A new steam-fed electrolyzer aims to bridge the gap between liquid-water electrolyzers, many of which require exotic materials and intricate membranes, and solid-oxide electrolyzers, which require superheated steam and temperatures as high as 800°C. This ‘symbiotic’ electrolyzer, developed by Advanced Ionics (Milwaukee, Wis.; www.advanced-ionics.com), is designed for operation at intermediate temperatures, so it can utilize onsite process and waste heat at temperatures of 100°C and up. “We don’t think there has been another electrolyzer specifically developed to operate at typical industrial heat temperatures, which enables close synergy with industrial processes that use H2,” says Chad Mason, CEO and founder of Advanced Ionics. The ability to operate with steam and tap into existing process heat can reduce the electricity expenditure to as low as 30–35 kWh per kg of H2, whereas other electrolyzer configurations typically require 40–50 kWh/kg. The efficiency gains from using existing process heat means that the electrolyzers are suitable for installation both within existing plants and for greenfield construction. “We know there are sites that do not want to wholesale switch out their steam methane reformer, but they might need to add 10 to 20% green H2 to capture some incentives, or mitigate carbon taxes. We can provide those marginal capacity additions to append onto an existing installation,” says Mason.
“And in a greenfield ammonia plant, for instance, the Advanced Ionics electrolyzers could take that the steam off of the Haber-Bosch reactor and from some of the other heat-generating locations at the site. We’re designing the units to work with many thermal-transfer mediums,” he adds.

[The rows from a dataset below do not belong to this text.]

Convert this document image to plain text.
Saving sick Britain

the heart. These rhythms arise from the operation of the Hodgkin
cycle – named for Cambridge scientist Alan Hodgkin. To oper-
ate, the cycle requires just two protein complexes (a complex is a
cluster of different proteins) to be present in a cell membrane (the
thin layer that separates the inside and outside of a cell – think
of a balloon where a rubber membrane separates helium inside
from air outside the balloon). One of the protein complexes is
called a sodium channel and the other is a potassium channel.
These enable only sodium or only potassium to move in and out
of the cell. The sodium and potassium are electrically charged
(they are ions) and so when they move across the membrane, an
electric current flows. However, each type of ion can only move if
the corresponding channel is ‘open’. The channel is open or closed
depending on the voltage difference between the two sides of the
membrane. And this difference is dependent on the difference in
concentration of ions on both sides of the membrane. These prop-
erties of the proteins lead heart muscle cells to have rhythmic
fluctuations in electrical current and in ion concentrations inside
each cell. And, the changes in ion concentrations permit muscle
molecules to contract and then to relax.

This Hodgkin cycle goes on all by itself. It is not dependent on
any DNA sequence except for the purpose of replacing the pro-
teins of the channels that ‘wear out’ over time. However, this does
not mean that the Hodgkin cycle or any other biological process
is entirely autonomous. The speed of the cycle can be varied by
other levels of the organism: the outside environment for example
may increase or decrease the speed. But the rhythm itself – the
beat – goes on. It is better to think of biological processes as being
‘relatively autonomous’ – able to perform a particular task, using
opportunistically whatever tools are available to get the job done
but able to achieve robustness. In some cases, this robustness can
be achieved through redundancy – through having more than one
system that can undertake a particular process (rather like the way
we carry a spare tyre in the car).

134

Advanced Ionics’ electrolyzer is constructed mainly of commodity materials, such as stainless steel. “We don’t use any platinum-group metals or perfluorinated membranes, so from a cost and supply chain perspective, as well as recyclability, it’s a very friendly architecture,” explains Mason. And unlike other electrolyzers, no deionized water is required — the steam feed just undergoes reverse osmosis. Thus far, the electrolyzer has been operated at the laboratory scale, but a scaleup endeavor is underway, with the expectation that gigawatt-scale capacity could be achievable in five years.